Şaşırtıcı sonları, dolaylı anlatımları, satır aralarını çözmeyi seven biri olarak üst kurmaca yazmayı çok seviyorum. Hatta bazı öykülerimde katmanları o kadar çok tutuyorum ki bir bakmışım kendim kaybolmuşum. Şişedekiler’in yanı sıra İsmail Bey’in Hikayesi de bir üst kurmaca. Kitapta yer alan hali iki katmanlı ama orijinalinde dört katmanlıydı, ikiye düşürdüm. Üst kurmaca belirli kurallar dahilinde ipuçlarıyla oynanan bir oyun. Ben de böyle oyunları sevdiğim için yazarken çok keyif alıyorum.

Yazarken önceden planlar mısın, çalakalem mi yazarsın?

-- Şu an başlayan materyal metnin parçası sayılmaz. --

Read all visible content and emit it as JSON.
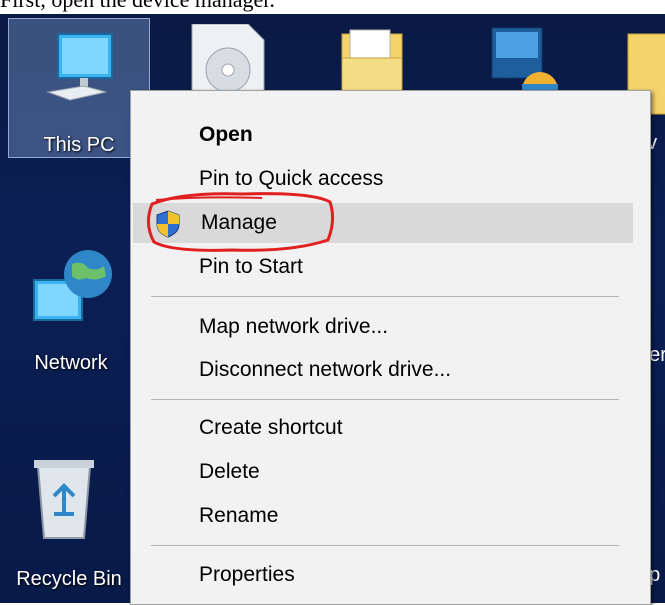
{
  "caption": "First, open the device manager.",
  "desktop": {
    "icons": [
      {
        "label": "This PC"
      },
      {
        "label": "Network"
      },
      {
        "label": "Recycle Bin"
      },
      {
        "label": "bv"
      },
      {
        "label": "per"
      },
      {
        "label": "up"
      }
    ]
  },
  "context_menu": {
    "items": [
      {
        "label": "Open"
      },
      {
        "label": "Pin to Quick access"
      },
      {
        "label": "Manage"
      },
      {
        "label": "Pin to Start"
      },
      {
        "label": "Map network drive..."
      },
      {
        "label": "Disconnect network drive..."
      },
      {
        "label": "Create shortcut"
      },
      {
        "label": "Delete"
      },
      {
        "label": "Rename"
      },
      {
        "label": "Properties"
      }
    ]
  },
  "colors": {
    "desktop": "#0b1f55",
    "menu_bg": "#f2f2f2",
    "highlight": "#d9d9d9",
    "annotation": "#e02020"
  }
}
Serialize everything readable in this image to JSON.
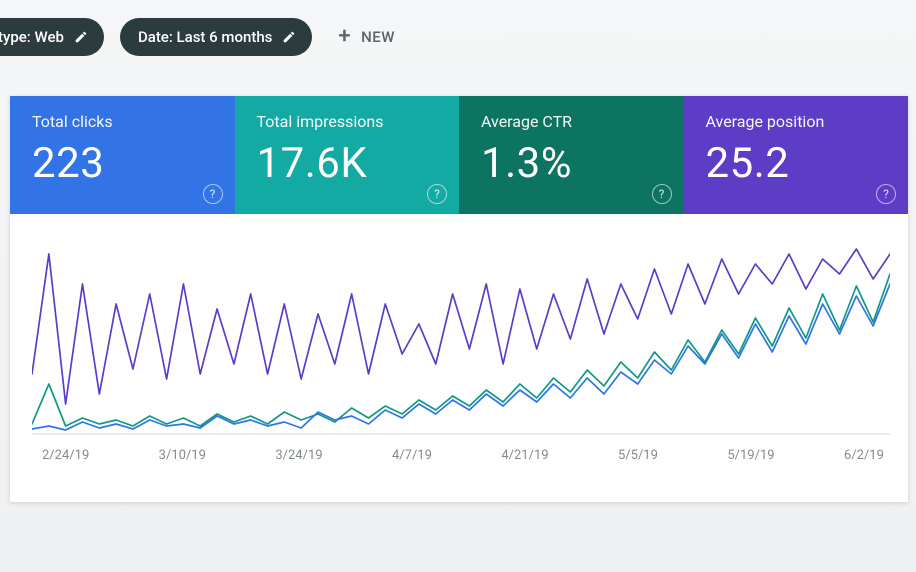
{
  "filters": {
    "search_type": {
      "label": "type: Web"
    },
    "date_range": {
      "label": "Date: Last 6 months"
    },
    "new_button": {
      "label": "NEW"
    }
  },
  "metrics": {
    "total_clicks": {
      "label": "Total clicks",
      "value": "223"
    },
    "total_impressions": {
      "label": "Total impressions",
      "value": "17.6K"
    },
    "average_ctr": {
      "label": "Average CTR",
      "value": "1.3%"
    },
    "average_position": {
      "label": "Average position",
      "value": "25.2"
    }
  },
  "chart_data": {
    "type": "line",
    "x_ticks": [
      "2/24/19",
      "3/10/19",
      "3/24/19",
      "4/7/19",
      "4/21/19",
      "5/5/19",
      "5/19/19",
      "6/2/19"
    ],
    "series": [
      {
        "name": "Total impressions",
        "color": "#5d3cc6",
        "values": [
          60,
          180,
          30,
          150,
          40,
          130,
          65,
          140,
          55,
          150,
          60,
          125,
          70,
          140,
          60,
          130,
          55,
          120,
          70,
          140,
          60,
          130,
          80,
          110,
          70,
          140,
          85,
          150,
          70,
          145,
          85,
          140,
          95,
          155,
          100,
          150,
          115,
          165,
          120,
          170,
          130,
          175,
          140,
          170,
          150,
          180,
          145,
          175,
          160,
          185,
          155,
          180
        ]
      },
      {
        "name": "Total clicks",
        "color": "#3273e6",
        "values": [
          5,
          8,
          4,
          12,
          6,
          10,
          5,
          14,
          8,
          10,
          6,
          18,
          10,
          14,
          8,
          12,
          6,
          22,
          14,
          18,
          10,
          24,
          16,
          30,
          20,
          34,
          24,
          40,
          28,
          44,
          32,
          50,
          36,
          56,
          40,
          62,
          50,
          74,
          60,
          88,
          70,
          100,
          76,
          110,
          82,
          118,
          90,
          130,
          100,
          138,
          108,
          150
        ]
      },
      {
        "name": "Average CTR",
        "color": "#0d9a85",
        "values": [
          10,
          50,
          8,
          16,
          10,
          14,
          8,
          18,
          10,
          16,
          8,
          20,
          12,
          18,
          10,
          22,
          14,
          20,
          12,
          26,
          16,
          28,
          20,
          34,
          24,
          38,
          28,
          44,
          32,
          50,
          36,
          56,
          42,
          64,
          48,
          72,
          56,
          82,
          64,
          94,
          72,
          104,
          80,
          116,
          88,
          126,
          96,
          140,
          104,
          148,
          112,
          160
        ]
      }
    ],
    "ylim": [
      0,
      200
    ]
  }
}
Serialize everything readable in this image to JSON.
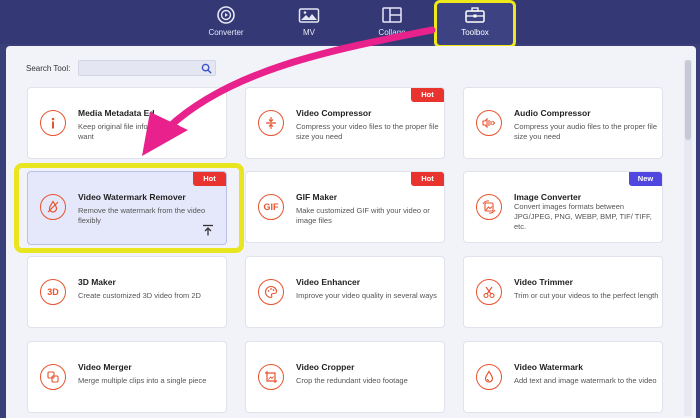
{
  "nav": {
    "tabs": [
      {
        "label": "Converter",
        "icon": "converter-icon"
      },
      {
        "label": "MV",
        "icon": "mv-icon"
      },
      {
        "label": "Collage",
        "icon": "collage-icon"
      },
      {
        "label": "Toolbox",
        "icon": "toolbox-icon",
        "active": true
      }
    ]
  },
  "search": {
    "label": "Search Tool:",
    "placeholder": ""
  },
  "colors": {
    "accent": "#e8532f",
    "hot": "#e8332f",
    "new": "#5047e0",
    "highlight": "#e9e51f",
    "arrow": "#e8218c"
  },
  "tools": [
    {
      "title": "Media Metadata Editor",
      "title_visible": "Media Metadata Ed",
      "desc": "Keep original file info",
      "desc2": "you",
      "desc3": "want",
      "icon": "info-icon"
    },
    {
      "title": "Video Compressor",
      "desc": "Compress your video files to the proper file size you need",
      "badge": "Hot",
      "icon": "compress-icon"
    },
    {
      "title": "Audio Compressor",
      "desc": "Compress your audio files to the proper file size you need",
      "icon": "audio-compress-icon"
    },
    {
      "title": "Video Watermark Remover",
      "desc": "Remove the watermark from the video flexibly",
      "badge": "Hot",
      "icon": "watermark-remove-icon"
    },
    {
      "title": "GIF Maker",
      "desc": "Make customized GIF with your video or image files",
      "badge": "Hot",
      "icon": "gif-icon"
    },
    {
      "title": "Image Converter",
      "desc": "Convert images formats between JPG/JPEG, PNG, WEBP, BMP, TIF/ TIFF, etc.",
      "badge": "New",
      "icon": "image-convert-icon"
    },
    {
      "title": "3D Maker",
      "desc": "Create customized 3D video from 2D",
      "icon": "3d-icon"
    },
    {
      "title": "Video Enhancer",
      "desc": "Improve your video quality in several ways",
      "icon": "palette-icon"
    },
    {
      "title": "Video Trimmer",
      "desc": "Trim or cut your videos to the perfect length",
      "icon": "scissors-icon"
    },
    {
      "title": "Video Merger",
      "desc": "Merge multiple clips into a single piece",
      "icon": "merge-icon"
    },
    {
      "title": "Video Cropper",
      "desc": "Crop the redundant video footage",
      "icon": "crop-icon"
    },
    {
      "title": "Video Watermark",
      "desc": "Add text and image watermark to the video",
      "icon": "droplet-icon"
    }
  ]
}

Aslında ikisi de. Çoğu zaman geceleri uykuya dalmadan önce yazmayı düşündüğüm şeylerle ilgili hayal kurar sabah kalktığımda yazıya dökerim. Günlük rutinime başlamadan önceki o bir iki saat çok kıymetli. Aklımda bir fikir yoksa bile çalakalem anlık düşüncelerimi ya da gece gördüğüm bir rüyayı yazarım.

Bugünkü bakış açınla ilk yazılarını nasıl değerlendiriyorsun?

Dağınık buluyorum. Öykünün etkisini hafifleten zorlama süslemeler, fazla açıklama ihtiyacı, netlikten uzaklaşmalar var. Yalın bir dil kullanmayı beceriksizlik olarak değerlendirip zorladıkça zorlamışım. Mutlaka bir yerlerden fırlayan didaktik anlatım da cabası. Zamanla akışa bırakmayı, rahatlamayı, kendi dilimi bulmayı becerdiğimi düşünüyorum.

Yazar olmak isteyenlere neler tavsiye edersin? Yazarlık atölyeleri hakkında ne düşünüyorsun?

Şu meşhur mitten başlayalım “İlham Perisi.” Bence o bir kedi, çağırsan gelmez, beklemediğin anda kucağında bulursun. Demem o ki ilham perisinin gelmesini beklemek yerine bol bol yazsınlar. “Eyvah yazdığım şey deli saçması oldu, başkası okusa ne düşünür” demeden, yazmayı alışkanlık haline getirsinler. Hayatla, sanatla iç içe olmak ve tabi ki okumak çok önemli. Yapamadığımız şeylere kolayca bahane ürettiğimiz, telefona yapışık yaşadığımız bu devirde öz disiplin sağlamak kolay değil. Yazar olmak isteyen herkesin günde belli bir zamanı yazmaya ve okumaya ayırıp alışkanlık edinmelerini tavsiye ediyorum. Yazarlık atölyelerine katılmak da çok faydalı bir pratik. Aynı yola baş koymuş insanlarla bir arada olmak, değerli hocaların bilgisinden, deneyiminden faydalanmak çok ama çok kıymetli.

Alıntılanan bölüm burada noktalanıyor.